MS has been widely used in qualitative and quantitative protein analysis. MS enables the direct identification of molecules based on their mass-to-charge ratios with tandem MS (MS/MS), allowing exploration of unique fragmentation patterns, serving as a fingerprint for each molecule. MS quantitation of proteins can be categorized into nontargeted or targeted strategies.
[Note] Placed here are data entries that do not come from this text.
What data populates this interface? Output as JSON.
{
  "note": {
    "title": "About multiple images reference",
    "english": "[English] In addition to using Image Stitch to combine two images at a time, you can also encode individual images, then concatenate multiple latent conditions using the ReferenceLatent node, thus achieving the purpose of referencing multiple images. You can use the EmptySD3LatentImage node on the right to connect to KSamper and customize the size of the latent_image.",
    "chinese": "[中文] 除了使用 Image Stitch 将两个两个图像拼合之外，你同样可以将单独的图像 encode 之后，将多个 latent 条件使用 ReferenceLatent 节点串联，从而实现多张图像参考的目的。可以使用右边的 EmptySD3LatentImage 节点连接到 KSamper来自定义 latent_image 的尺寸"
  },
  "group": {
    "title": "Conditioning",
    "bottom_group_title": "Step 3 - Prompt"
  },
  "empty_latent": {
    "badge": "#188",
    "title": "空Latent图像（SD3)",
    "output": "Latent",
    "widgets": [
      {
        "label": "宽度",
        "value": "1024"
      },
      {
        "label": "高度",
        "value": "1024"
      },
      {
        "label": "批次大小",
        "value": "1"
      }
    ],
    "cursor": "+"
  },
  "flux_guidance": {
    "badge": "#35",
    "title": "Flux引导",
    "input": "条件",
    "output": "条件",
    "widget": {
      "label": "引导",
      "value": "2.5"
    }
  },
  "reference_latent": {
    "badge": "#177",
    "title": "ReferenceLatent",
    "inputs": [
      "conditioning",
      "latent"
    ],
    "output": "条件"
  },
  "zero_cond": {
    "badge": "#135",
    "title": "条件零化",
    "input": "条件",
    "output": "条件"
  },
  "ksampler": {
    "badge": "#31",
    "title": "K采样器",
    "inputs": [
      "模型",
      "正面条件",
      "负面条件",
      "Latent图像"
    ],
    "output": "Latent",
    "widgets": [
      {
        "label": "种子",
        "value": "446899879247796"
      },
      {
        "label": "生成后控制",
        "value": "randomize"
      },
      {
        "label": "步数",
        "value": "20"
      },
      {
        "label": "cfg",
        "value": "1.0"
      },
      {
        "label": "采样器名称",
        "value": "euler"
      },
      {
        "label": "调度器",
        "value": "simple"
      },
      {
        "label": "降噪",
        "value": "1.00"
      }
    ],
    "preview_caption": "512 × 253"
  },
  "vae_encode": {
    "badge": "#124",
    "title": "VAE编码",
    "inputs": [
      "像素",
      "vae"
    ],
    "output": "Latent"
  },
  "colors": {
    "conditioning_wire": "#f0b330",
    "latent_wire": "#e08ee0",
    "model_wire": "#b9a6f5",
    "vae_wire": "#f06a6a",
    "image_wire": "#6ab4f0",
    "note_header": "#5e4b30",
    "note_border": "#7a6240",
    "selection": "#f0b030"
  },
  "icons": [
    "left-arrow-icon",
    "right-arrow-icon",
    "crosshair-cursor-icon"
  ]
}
Targeted bottom-up quantitation is the most commonly used method for protein MS quantitation and has been widely employed for the assessment of specific protein concentrations in a variety of industries.4143 Targeted quantification strategies allow total protein to be isolated from a sample and a subset of specific proteins to be selectively compared or quantified.4449 This approach offers high specificity due to its ability to selectively quantify compounds within complex mixtures. The quantitation typically uses selected-reaction monitoring/multiple-reaction monitoring (SRM/MRM) or parallel-reaction monitoring (PRM) with high resolution MS improvements.

The use of liquid chromatography in LC–MS/MS allows for sample molecule separation and potential automation, making it advantageous for handling multiple proteins in a high throughput manner. However, challenges include the need for sophisticated and expensive instruments, skilled analysts, and knowledge that is not easily transferred. Identifying a surrogate peptide that can specifically represent the protein of interest, has acceptable properties for MS analysis, and has no interference from the sample matrix can sometimes be difficult. Sample preparation could be limited to volatile buffers because the analyte must be in the gaseous phase and effectively ionized prior to analysis by MS. Therefore, all method parameters must be examined in detail during method development and validated extensively, similar to immunoassays. Some key advantages and limitations for LC–MS/MS are listed in Table 2.

Table 2. Key Advantages and Limitations of LC–MS/MS Protein Quantitation.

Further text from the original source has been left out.